"In attempting to keep up with (or ahead of) the competition, model releases proceed at a steady clip: GPT-5.2 represents OpenAI's third major model release since August. GPT-5 launched that month with a new routing system that toggles between instant-response and simulated reasoning modes, though users complained about responses that felt cold and clinical. November's GPT-5.1 update added eight preset "personality" options and focused on making the system more conversational."
"Oddly, even though the GPT-5.2 model release is ostensibly a response to Gemini 3's performance, OpenAI chose not to list any benchmarks on its promotional website comparing the two models.

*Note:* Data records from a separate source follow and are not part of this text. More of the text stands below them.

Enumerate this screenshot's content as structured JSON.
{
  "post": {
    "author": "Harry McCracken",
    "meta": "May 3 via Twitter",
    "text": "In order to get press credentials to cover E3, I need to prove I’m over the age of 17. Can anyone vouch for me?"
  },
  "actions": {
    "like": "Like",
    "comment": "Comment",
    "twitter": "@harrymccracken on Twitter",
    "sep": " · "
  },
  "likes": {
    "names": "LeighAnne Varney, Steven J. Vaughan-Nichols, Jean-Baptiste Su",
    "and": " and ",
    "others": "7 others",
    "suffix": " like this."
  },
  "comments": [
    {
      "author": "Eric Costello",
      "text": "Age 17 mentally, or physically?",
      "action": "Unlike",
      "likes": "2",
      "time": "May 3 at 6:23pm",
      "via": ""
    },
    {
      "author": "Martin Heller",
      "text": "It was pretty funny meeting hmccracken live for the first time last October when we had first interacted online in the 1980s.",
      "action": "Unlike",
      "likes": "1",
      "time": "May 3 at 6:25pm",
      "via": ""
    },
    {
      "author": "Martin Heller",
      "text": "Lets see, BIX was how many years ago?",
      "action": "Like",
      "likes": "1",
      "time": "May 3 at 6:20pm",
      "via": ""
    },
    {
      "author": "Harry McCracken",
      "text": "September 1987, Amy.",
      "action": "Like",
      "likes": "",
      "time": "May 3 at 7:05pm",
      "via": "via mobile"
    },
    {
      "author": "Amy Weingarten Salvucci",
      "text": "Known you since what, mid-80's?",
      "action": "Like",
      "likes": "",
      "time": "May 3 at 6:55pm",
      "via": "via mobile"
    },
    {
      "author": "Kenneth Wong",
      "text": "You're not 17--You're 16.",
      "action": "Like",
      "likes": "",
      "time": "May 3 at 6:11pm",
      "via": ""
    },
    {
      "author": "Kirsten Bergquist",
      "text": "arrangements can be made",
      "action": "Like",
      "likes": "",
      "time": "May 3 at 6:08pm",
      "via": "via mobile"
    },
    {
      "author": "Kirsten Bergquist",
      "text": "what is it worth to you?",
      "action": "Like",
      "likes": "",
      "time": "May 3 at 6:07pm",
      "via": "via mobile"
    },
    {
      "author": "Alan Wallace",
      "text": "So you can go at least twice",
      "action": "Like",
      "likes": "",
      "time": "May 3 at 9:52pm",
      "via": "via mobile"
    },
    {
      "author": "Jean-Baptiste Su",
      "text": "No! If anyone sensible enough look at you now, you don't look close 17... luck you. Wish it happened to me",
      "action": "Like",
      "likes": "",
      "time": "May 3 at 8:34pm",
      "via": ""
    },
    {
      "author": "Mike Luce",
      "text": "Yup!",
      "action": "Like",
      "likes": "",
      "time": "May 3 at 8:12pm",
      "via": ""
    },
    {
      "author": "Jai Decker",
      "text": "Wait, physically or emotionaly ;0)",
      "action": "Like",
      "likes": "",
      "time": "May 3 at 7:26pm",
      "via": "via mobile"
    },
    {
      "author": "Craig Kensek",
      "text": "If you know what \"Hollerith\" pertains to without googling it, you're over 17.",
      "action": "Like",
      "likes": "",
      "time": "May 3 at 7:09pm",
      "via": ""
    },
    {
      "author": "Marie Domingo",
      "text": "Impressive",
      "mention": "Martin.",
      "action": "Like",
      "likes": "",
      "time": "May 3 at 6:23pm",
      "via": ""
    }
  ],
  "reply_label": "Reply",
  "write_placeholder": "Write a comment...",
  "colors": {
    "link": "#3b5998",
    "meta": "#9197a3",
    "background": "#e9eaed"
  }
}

Instead, the official blog post focuses on GPT-5.2's improvements over its predecessors and its performance on OpenAI's new GDPval benchmark, which attempts to measure professional knowledge work tasks across 44 occupations."
"According to the shared numbers, GPT-5.2 Thinking scored 55.6 percent on SWE-Bench Pro, a software engineering benchmark, compared to 43.3 percent for Gemini 3 Pro and 52.0 percent for Claude Opus 4.5. On GPQA Diamond, a graduate-level science benchmark, GPT-5.2 scored 92.4 percent versus Gemini 3 Pro's 91.9 percent. OpenAI says GPT-5.2 Thinking beats or ties "human professionals" on 70.9 percent of tasks in the GDPval benchmark (compared to 53.3 percent for Gemini 3 Pro)."
GPT-5.2 is OpenAI's third major release since August and follows routing and conversational changes in GPT-5 and GPT-5.1. The release emphasizes improved performance and efficiency, highlighting results on OpenAI's new GDPval benchmark that measures tasks across 44 occupations. Public materials avoided direct website comparisons to Gemini 3, though press-shared numbers compare GPT-5.2 to Gemini 3 Pro and Claude Opus 4.5 on engineering and science benchmarks. Reported scores show GPT-5.2 outperforming or tying competitors on several tests and claiming it matches or exceeds human professionals on a majority of GDPval tasks while operating far faster and cheaper than human experts.